Believe it or not, but NASDAQ is making the biggest bullish candle in a long time. This was not in investors’ minds when we traded 2% lower earlier in the session.

SPX, NASDAQ and all other main indices reversed big from the lows. Our short-term take was a reversal, but the short-term direction from here is not clear.

Below is the chart of the SPX this week. Note how the selloff was met with “controlled” buying. Several reports from the main banks have shown that buybacks were very big during Monday and Tuesday, providing the bid markets needed.

With so many bearish smart fundamental investors it is easy to get bearish when markets are pointing down, but do not be fooled. Markets seldom go down in a straight line. 

In our view, both the SPX and NASDAQ are stuck in choppy trading without much trend. Getting too excited, either way, seems the bad way to treat current market dynamics.

The SPX bounced on the trend line and ended the week flat. The set up here looks more to be a wait and see approach than chasing the bounce, while it still feels too early to short the bounce. Short term supports are 2900/2880, while resistance is at 2960 and then the big 3000 level.
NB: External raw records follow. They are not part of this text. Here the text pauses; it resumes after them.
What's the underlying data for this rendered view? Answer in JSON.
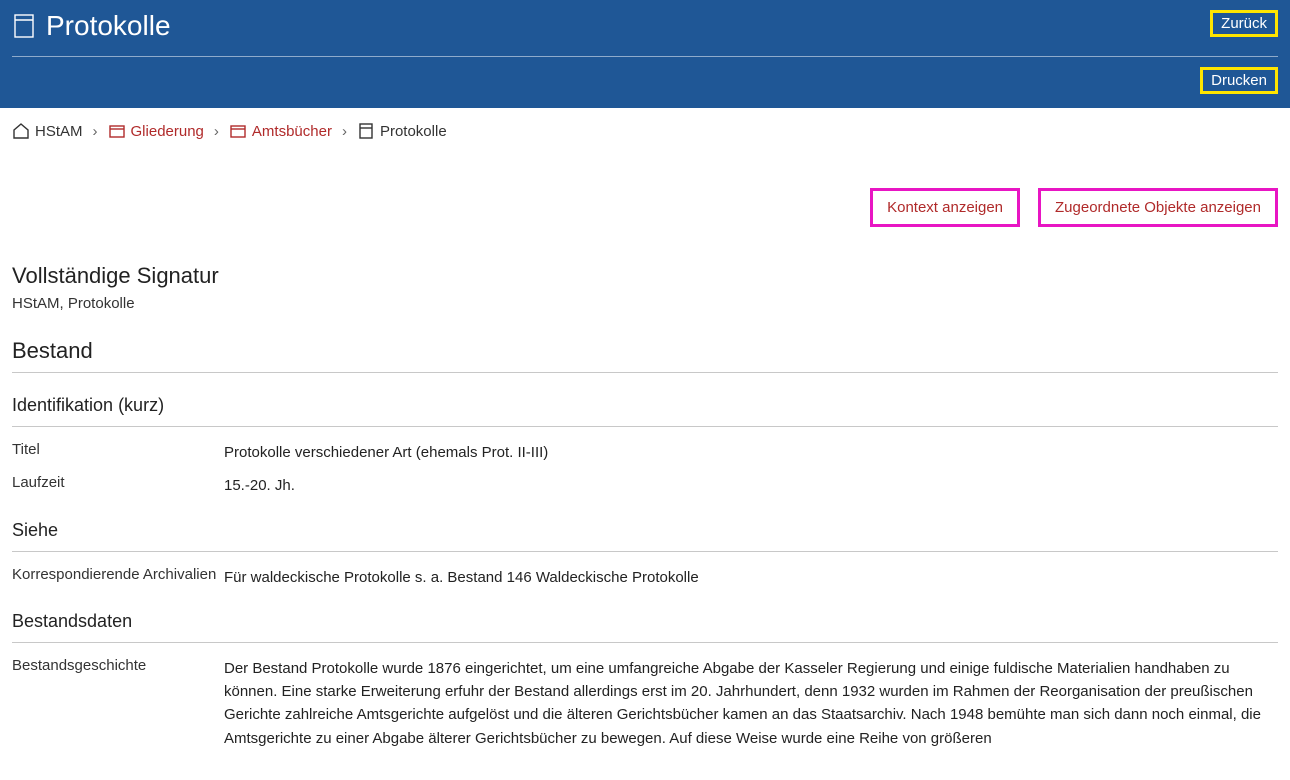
{
  "header": {
    "title": "Protokolle",
    "back_label": "Zurück",
    "print_label": "Drucken"
  },
  "breadcrumb": {
    "items": [
      {
        "label": "HStAM",
        "icon": "home",
        "link": false
      },
      {
        "label": "Gliederung",
        "icon": "folder",
        "link": true
      },
      {
        "label": "Amtsbücher",
        "icon": "folder",
        "link": true
      },
      {
        "label": "Protokolle",
        "icon": "doc",
        "link": false
      }
    ]
  },
  "actions": {
    "context_label": "Kontext anzeigen",
    "assigned_label": "Zugeordnete Objekte anzeigen"
  },
  "signature": {
    "heading": "Vollständige Signatur",
    "value": "HStAM, Protokolle"
  },
  "bestand": {
    "heading": "Bestand",
    "ident_heading": "Identifikation (kurz)",
    "fields": {
      "titel_label": "Titel",
      "titel_value": "Protokolle verschiedener Art (ehemals Prot. II-III)",
      "laufzeit_label": "Laufzeit",
      "laufzeit_value": "15.-20. Jh."
    },
    "siehe_heading": "Siehe",
    "siehe_fields": {
      "korr_label": "Korrespondierende Archivalien",
      "korr_value": "Für waldeckische Protokolle s. a. Bestand 146 Waldeckische Protokolle"
    },
    "daten_heading": "Bestandsdaten",
    "daten_fields": {
      "geschichte_label": "Bestandsgeschichte",
      "geschichte_value": "Der Bestand Protokolle wurde 1876 eingerichtet, um eine umfangreiche Abgabe der Kasseler Regierung und einige fuldische Materialien handhaben zu können. Eine starke Erweiterung erfuhr der Bestand allerdings erst im 20. Jahrhundert, denn 1932 wurden im Rahmen der Reorganisation der preußischen Gerichte zahlreiche Amtsgerichte aufgelöst und die älteren Gerichtsbücher kamen an das Staatsarchiv. Nach 1948 bemühte man sich dann noch einmal, die Amtsgerichte zu einer Abgabe älterer Gerichtsbücher zu bewegen. Auf diese Weise wurde eine Reihe von größeren"
    }
  }
}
VIX shot up way too high during the sell off and has since the Monday panic been in full retracement mode. Volatility is not cheap nor expensive at these levels. 

While we can understand the bearish fundamentals of the current markets, we feel that a big break out is still pre mature. There are simply too many bearish investors out there. A proper move lower and a break down needs to have much less fear among the crowd.